Government agencies, utilities, and industrial customers are increasingly relying on geomembrane solutions for projects that could potentially threaten the environment. Cost-effective due to their ease of installation and proven to be reliable for decades, geomembranes have become a popular front line in protecting natural settings.
Water reclamation is a vital part of the services provided by government and water agencies. The public demands it be done correctly.
A Difficult Task
The city of Austin, Texas needed to line a 101-acre-foot effluent storage pond for a wastewater treatment plant and needed robust geomembranes with long-term service life. The project had a number of factors that made it particularly difficult:
- The pond was in a large commercial development within the Lake Austin and Barton Creek watersheds, and within the Edwards Aquifer contributing zone. It also sat near a 4,000-acre nature preserve with several known endangered species in the vicinity. As such, protecting the watershed and environment were of utmost concern throughout the planning, design, and construction phases.
- The aquifer was the source of Austin's drinking water. The project couldn’t disturb the subgrade beyond four feet.
- The pond had to be able to store wastewater effluent and be in compliance with the Texas Commission on Environmental Quality (TCEQ) standards.
- The state of Texas didn’t allow for direct discharge of effluent along the watershed. All wastewater had to be used for irrigation.
- The effluent from the pond was to ultimately be used as a discounted or free, readily available water source for landscaping and golf course irrigation throughout the Barton Creek community.
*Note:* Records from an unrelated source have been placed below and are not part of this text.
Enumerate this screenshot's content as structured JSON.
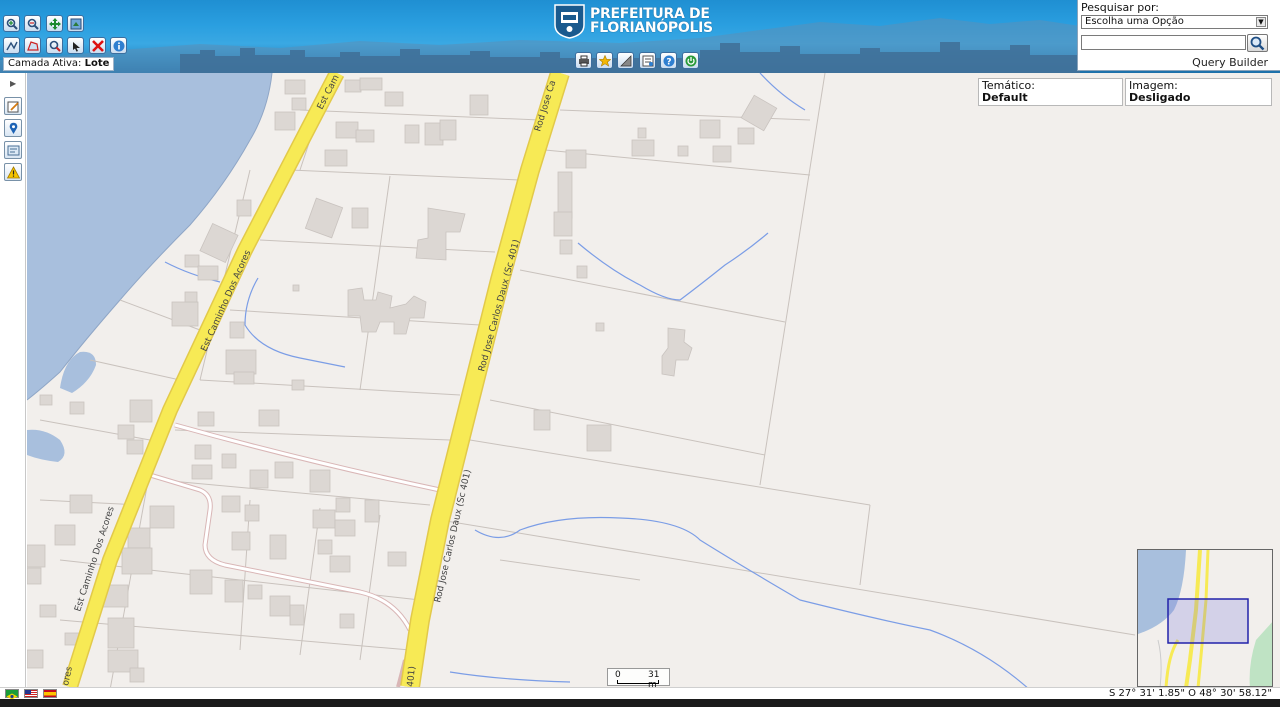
{
  "header": {
    "logo_line1": "PREFEITURA DE",
    "logo_line2": "FLORIANÓPOLIS",
    "active_layer_label": "Camada Ativa:",
    "active_layer_value": "Lote",
    "toolbar_top": [
      "zoom-in-icon",
      "zoom-out-icon",
      "pan-icon",
      "full-extent-icon"
    ],
    "toolbar_bottom": [
      "measure-distance-icon",
      "measure-area-icon",
      "zoom-box-icon",
      "select-icon",
      "clear-icon",
      "info-icon"
    ],
    "map_tools": [
      "print-icon",
      "favorite-icon",
      "measure-icon",
      "export-icon",
      "help-icon",
      "logout-icon"
    ]
  },
  "search": {
    "label": "Pesquisar por:",
    "selected_option": "Escolha uma Opção",
    "input_value": "",
    "query_builder_label": "Query Builder"
  },
  "panels": {
    "thematic_label": "Temático:",
    "thematic_value": "Default",
    "image_label": "Imagem:",
    "image_value": "Desligado"
  },
  "map": {
    "road_labels": {
      "caminho_acores_1": "Est Caminho Dos Acores",
      "caminho_acores_2": "Est Caminho Dos Acores",
      "caminho_acores_top": "Est Cam",
      "caminho_acores_bottom": "ores",
      "carlos_daux_1": "Rod Jose Carlos Daux (Sc 401)",
      "carlos_daux_2": "Rod Jose Carlos Daux (Sc 401)",
      "carlos_daux_top": "Rod Jose Ca",
      "carlos_daux_bottom": "401)"
    },
    "scale": {
      "start": "0",
      "end": "31 m"
    },
    "colors": {
      "land": "#f2efec",
      "water": "#a8bfdd",
      "road": "#f7ea55",
      "road_edge": "#e2c94a",
      "building": "#dcd7d3",
      "stream": "#7b9de6",
      "parcel": "#c9c2bd"
    }
  },
  "sidebar": {
    "tools": [
      "edit-icon",
      "marker-icon",
      "notes-icon",
      "warning-icon"
    ]
  },
  "status": {
    "languages": [
      "brazil-flag-icon",
      "usa-flag-icon",
      "spain-flag-icon"
    ],
    "coordinates": "S 27° 31' 1.85\" O 48° 30' 58.12\""
  }
}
The city considered a number of wastewater plant liners, comparing performance specifications and performance history. They ultimately chose the Seaman XR-5® 8138 40 mil geomembrane for a number of reasons:
- It had high strength, tensile, seam properties.
- No protective cover was required.
- The broad chemical and environmental resistance.
- It had minimal field seams.
A traditional impoundment is usually made to be at least 20 feet deep and equipped with a sand under-drain system. Because of the four-foot-deep rule due to the aquifer, this pond had to be designed completely differently. The impoundment was completely above-ground, using approximately 7,200 cubic yards of concrete to construct walls up to 3.5 feet thick and ranging in height from four to 32 vertical feet, to accommodate existing topography.
The wastewater plant liner system used 30,000 square yards of double-sided geocomposite for the underliner and a matching 30,000-square-yard, 40 mil ethylene interpolymer alloy (EIA) coated geomembrane. The geomembrane system was only able to be attached at the bottom of the pond walls on an engineered concrete "step" that was poured on top of the pond wall footings. The geocomposite underliner was attached first and the geomembrane was attached just beyond the extents of the underliner using stainless steel batten bar supports with gaskets and a watertight sealant. Elevated air vents were custom-made to allow for the two feet of freeboard the state mandated must be on all wastewater impoundments.
The finished product is an ideal storage and containment structure that meets all requirements and protects the sensitive environment in which it’s located. The careful development of the project, including the geocomposite underliner and geomembrane, added life expectancy and boosted public opinion due to the owner's commitment to protect the environment.